The children were rescued in January 2018 after one of the girls worked up the courage to escape by jumping from a window of the suburban Los Angeles home where they had been kept prisoner. She called 911 from a mobile phone she had grabbed from the house, and in a calm, clear voice described the years of abuse to a police dispatcher.
“I’ve never been out. I don’t go out much,” the girl told the dispatcher. She was 17, but her voice sounded like that of a much younger child, because, prosecutors said, her growth had been stunted by the abuse. The abuse left two of her sisters unable to bear children, authorities said.
Now, in a reversal of fate, the parents, who pleaded guilty to multiple counts of torture and abuse, are likely to spend the rest of their lives locked up. They will be eligible for parole after 25 years, prosecutors said, but unless a parole board decides otherwise, they will probably remain in prison for life.
The children ranged from 2 to 29 years old when they were found. Some were emaciated and appeared to have cognitive deficiencies from the abuse. Only the toddler did not appear to have been abused, authorities said.
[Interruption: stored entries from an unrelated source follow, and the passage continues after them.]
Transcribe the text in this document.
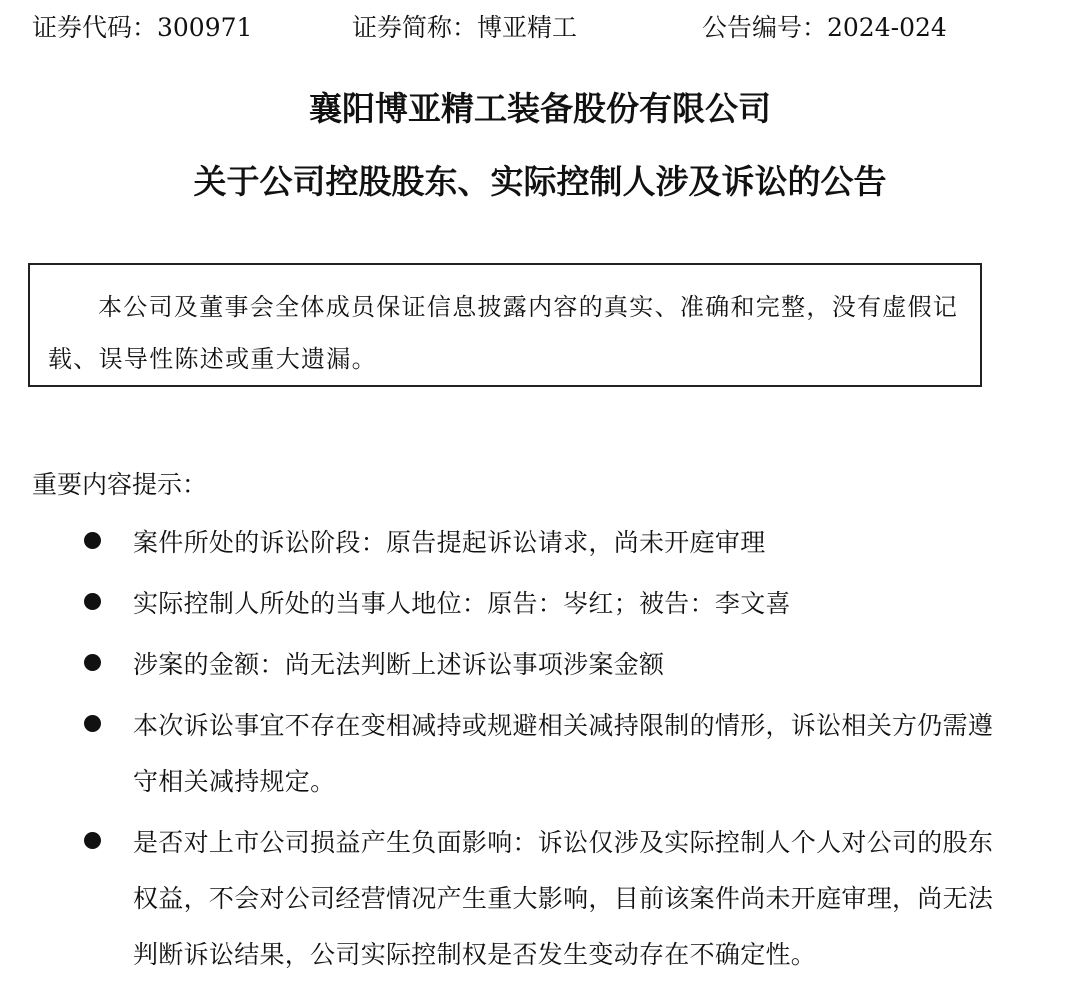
证券代码：300971	证券简称：博亚精工	公告编号：2024-024
襄阳博亚精工装备股份有限公司
关于公司控股股东、实际控制人涉及诉讼的公告
本公司及董事会全体成员保证信息披露内容的真实、准确和完整，没有虚假记载、误导性陈述或重大遗漏。
重要内容提示：
案件所处的诉讼阶段：原告提起诉讼请求，尚未开庭审理
实际控制人所处的当事人地位：原告：岑红；被告：李文喜
涉案的金额：尚无法判断上述诉讼事项涉案金额
本次诉讼事宜不存在变相减持或规避相关减持限制的情形，诉讼相关方仍需遵守相关减持规定。
是否对上市公司损益产生负面影响：诉讼仅涉及实际控制人个人对公司的股东权益，不会对公司经营情况产生重大影响，目前该案件尚未开庭审理，尚无法判断诉讼结果，公司实际控制权是否发生变动存在不确定性。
During the hearing Friday, the children revealed some disturbing details of their captivity. One of the daughters said that the children had been shackled because their parents were afraid they were consuming too much sugar and caffeine. But her parents continued buying bottles of soda, she said, because if their father did not have it, he might fall asleep while driving and get into an accident.
Some of the children described their household as a religious place where they believed what was happening to them was God’s will. One of them quoted a Bible verse about trusting in God.
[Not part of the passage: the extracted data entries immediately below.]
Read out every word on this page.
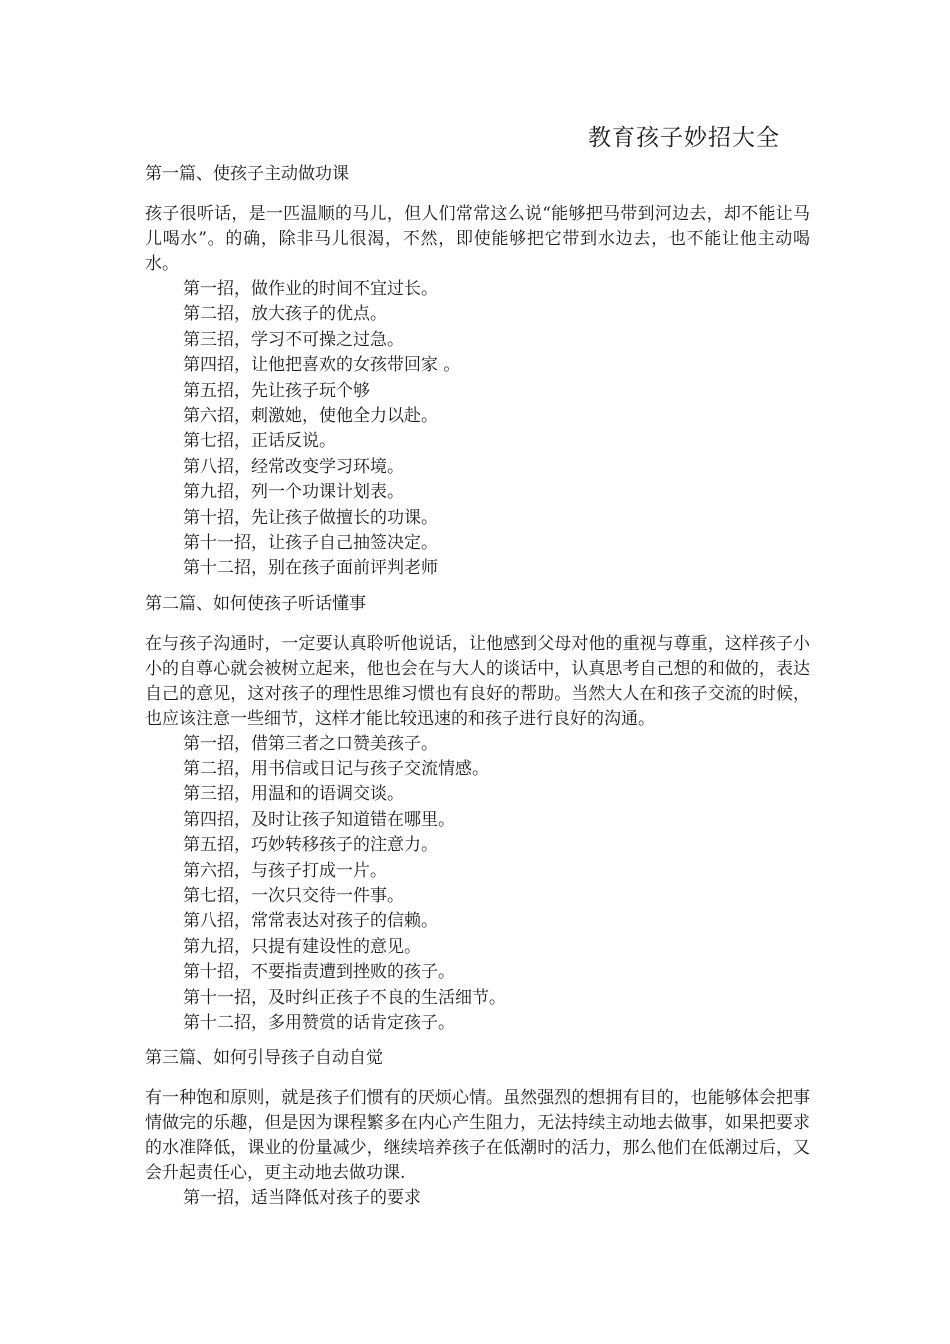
教育孩子妙招大全

第一篇、使孩子主动做功课

孩子很听话，是一匹温顺的马儿，但人们常常这么说“能够把马带到河边去，却不能让马儿喝水”。的确，除非马儿很渴，不然，即使能够把它带到水边去，也不能让他主动喝水。

第一招，做作业的时间不宜过长。
第二招，放大孩子的优点。
第三招，学习不可操之过急。
第四招，让他把喜欢的女孩带回家 。
第五招，先让孩子玩个够
第六招，刺激她，使他全力以赴。
第七招，正话反说。
第八招，经常改变学习环境。
第九招，列一个功课计划表。
第十招，先让孩子做擅长的功课。
第十一招，让孩子自己抽签决定。
第十二招，别在孩子面前评判老师

第二篇、如何使孩子听话懂事

在与孩子沟通时，一定要认真聆听他说话，让他感到父母对他的重视与尊重，这样孩子小小的自尊心就会被树立起来，他也会在与大人的谈话中，认真思考自己想的和做的，表达自己的意见，这对孩子的理性思维习惯也有良好的帮助。当然大人在和孩子交流的时候，也应该注意一些细节，这样才能比较迅速的和孩子进行良好的沟通。

第一招，借第三者之口赞美孩子。
第二招，用书信或日记与孩子交流情感。
第三招，用温和的语调交谈。
第四招，及时让孩子知道错在哪里。
第五招，巧妙转移孩子的注意力。
第六招，与孩子打成一片。
第七招，一次只交待一件事。
第八招，常常表达对孩子的信赖。
第九招，只提有建设性的意见。
第十招，不要指责遭到挫败的孩子。
第十一招，及时纠正孩子不良的生活细节。
第十二招，多用赞赏的话肯定孩子。

第三篇、如何引导孩子自动自觉

有一种饱和原则，就是孩子们惯有的厌烦心情。虽然强烈的想拥有目的，也能够体会把事情做完的乐趣，但是因为课程繁多在内心产生阻力，无法持续主动地去做事，如果把要求的水准降低，课业的份量减少，继续培养孩子在低潮时的活力，那么他们在低潮过后，又会升起责任心，更主动地去做功课.

第一招，适当降低对孩子的要求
Their words evoked the strange mix of terror and unreality that reigned in the household. The young woman who described herself as a fighter said, “I saw my dad change my mom. They almost changed me.”
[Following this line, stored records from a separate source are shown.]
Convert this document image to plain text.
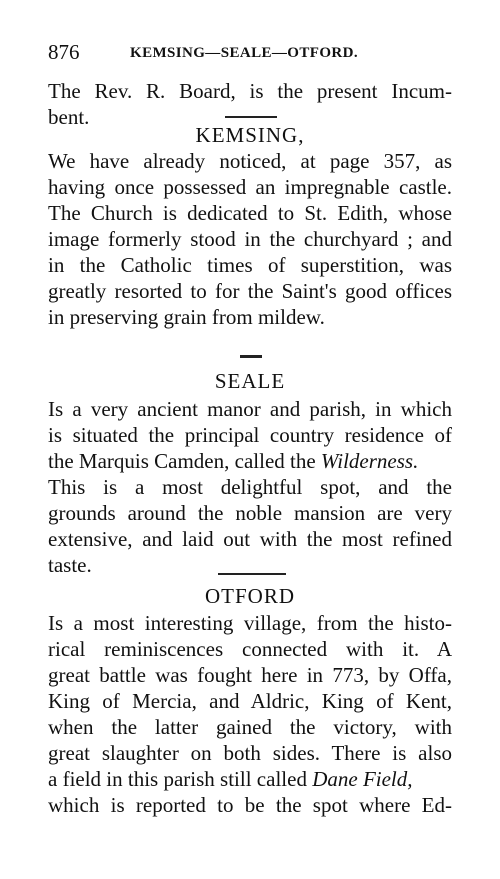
876	KEMSING—SEALE—OTFORD.
The Rev. R. Board, is the present Incum-
bent.
KEMSING,
We have already noticed, at page 357, as
having once possessed an impregnable castle.
The Church is dedicated to St. Edith, whose
image formerly stood in the churchyard ; and
in the Catholic times of superstition, was
greatly resorted to for the Saint's good offices
in preserving grain from mildew.
SEALE
Is a very ancient manor and parish, in which
is situated the principal country residence of
the Marquis Camden, called the Wilderness.
This is a most delightful spot, and the
grounds around the noble mansion are very
extensive, and laid out with the most refined
taste.
OTFORD
Is a most interesting village, from the histo-
rical reminiscences connected with it. A
great battle was fought here in 773, by Offa,
King of Mercia, and Aldric, King of Kent,
when the latter gained the victory, with
great slaughter on both sides. There is also
a field in this parish still called Dane Field,
which is reported to be the spot where Ed-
To their neighbours, the family seemed normal, if reclusive. David Turpin, 57, had been an engineer for Lockheed Martin and Northrop Grumman. Louise Turpin, 50, apparently stayed home. They lived in a nondescript stucco home in the small working class city of Perris, about 70 miles east of Los Angeles. Neighbours rarely saw the children outside the home. It was neatly kept on the outside, and so did not arouse suspicion. But it reeked of human waste on the inside, where the children were often not released from their shackles to go to the bathroom.
Three of the children — all but the first to speak — said they still loved their parents. None of the children were identified by name. The young man said he still had nightmares about his siblings being chained up. “But that is the past, and this is now,” he said. “I love my parents and have forgiven them for a lot of the things they did to us.”
Their parents also addressed the court. “I never intended for any harm to come to my children,” David Turpin said. “I miss all of my children and will be praying for them.”
Louise Turpin said through tears that she wanted to hug her children and tell them how sorry she was. “I only want the best for them,” she said.
The judge, Bernard Schwartz, was unmoved. Children, the judge said, are “a gift,” but the parents had forfeited their right to raise them by their “selfish, cruel and inhuman treatment.”
“Their lives have been permanently altered,” he said, adding, “To the extent that they do thrive from today, it will be not be because of you both, but in spite of you both.”